Em resumo, a empresa aceitou colocar um ponto final nos CAE de que beneficiava, passando as centrais elétricas a vender eletricidade no mercado. De forma a assegurar o mínimo de neutralidade financeira com a mudança, o Estado português aprovou os CMEC, que estabeleceram um pagamento adicional à receita das centrais da EDP. Segundo o Ministério Público, a fórmula de cálculo encontrada provocou um prejuízo aos contribuintes de 1,2 mil milhões de euros, algo que tem sido contestado nos últimos anos pela defesa de Manso Neto e António Mexia.
Contactados pela VISÃO, os advogados dos antigos administradores da EDP confirmaram terem sido notificados da separação processual, lamentando, porém, que “esta decisão tenha demorado tanto tempo a ser tomada”. Ainda assim, João Medeiros, Rui Costa Pereira e Inês Almeida Costa consideram que, no atual contexto, tal decisão permitirá uma “análise objetiva da realidade dos factos”.
Por outro lado, os advogados afirmaram “esperar que todos os processos separados mantenham o mesmo cariz urgente, não podendo esta separação constituir um expediente ilegítimo, utilizado apenas para se eternizar o estatuto de arguido de António Mexia e de João Manso Neto, num processo e num inquérito que se arrasta inacreditavelmente há 12 anos.”
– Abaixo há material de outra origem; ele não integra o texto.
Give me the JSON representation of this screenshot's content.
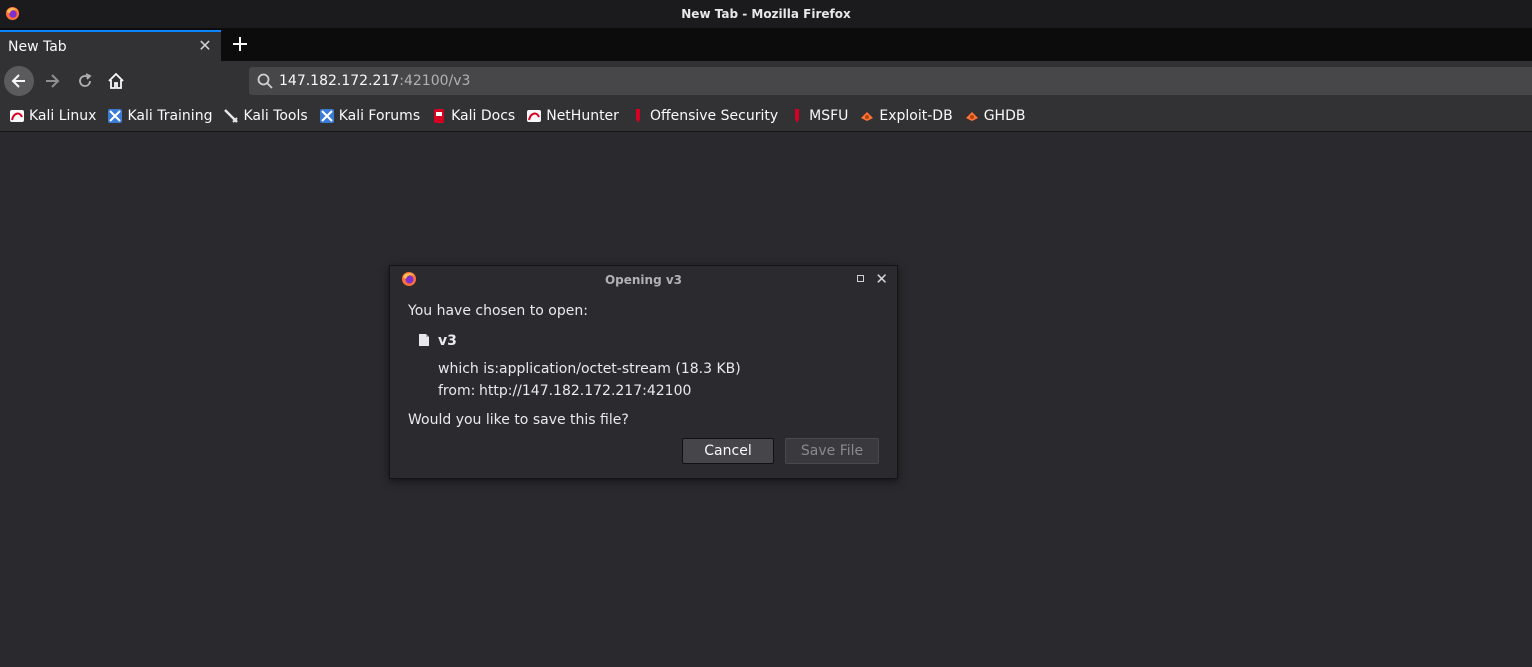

O despacho de separação de processo revela ainda que Manuel Pinho será investigado num novo inquérito, centrado exclusivamente à sua contratação e do seu filho, Sebastião Pinho, pela consultora Roland Berger, em 2007. Segundo o Ministério Público, em 2007, o filho do antigo ministro foi contratado pela Roland Berger, ao mesmo tempo que o governo, do qual Pinho ainda fazia parte, lhe adjudicou a elaboração do Plano Estratégico Nacional do Turismo por cerca de um milhão de euros. “Importa ainda investigar as circunstâncias em que, um ano após sair do governo, Manuel Pinho veio a ser contratado por uma subsidiária espanhola da Roland Berger para prestar serviços na América Latina e África”, tendo pago 230 mil euros, “embora a empresa tenha concluído que, entre 2010 e 2013, não tenha encontrado evidência do trabalho realizado”, refere o documento do DCIAP.
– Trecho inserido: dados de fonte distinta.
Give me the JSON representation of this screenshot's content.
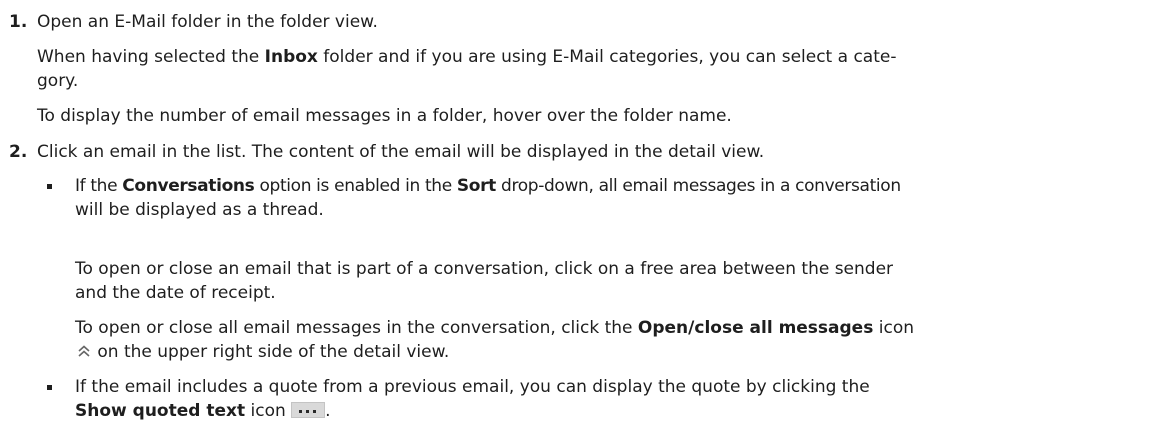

Quanto à empresa brasileira Odebrecht, os procuradores pretendem voltar a separar o caso do processo da EDP, investigando autonomamente as suspeitas à volta da construção da barragem do Baixo Sabor, em Torre de Moncorvo, Bragança, cujo consórcio incluiu ainda o Grupo Lena. É neste contexto que surgiram referências a pagamentos a um “príncipe”, o que, numa primeira fase, levantou suspeitas sobre um eventual financiamento à campanha de Pedro Passos Coelho, em 2015. Contudo, o processo não contém indícios fortes de que tal terá acontecido.
A última certidão extraída diz respeito a Artur Trindade, antigo secretário de Estado da Economia, cujo pai foi contratado pela EDP. Para os procuradores, António Mexia e João Manso Neto acordaram com o antigo governante, “assim que este assumiu as funções de secretário de Estado da Energia, em 2012, que este favoreceria a EDP”, se a empresa “contratasse o seu pai como consultor, o que veio a ocorrer cerca de três meses depois daquela tomada de posse”.
Neste último inquérito será ainda investigada a contratação de Liliana Alves, namorada de um irmão de Artur Trindade, também pela EDP e a constituição de duas empresa, a “Tradeseb” e a “Suportemagno” por um irmão de Artur Trindade para obter licenciamentos de projetos junto do ex-secretário de Estado.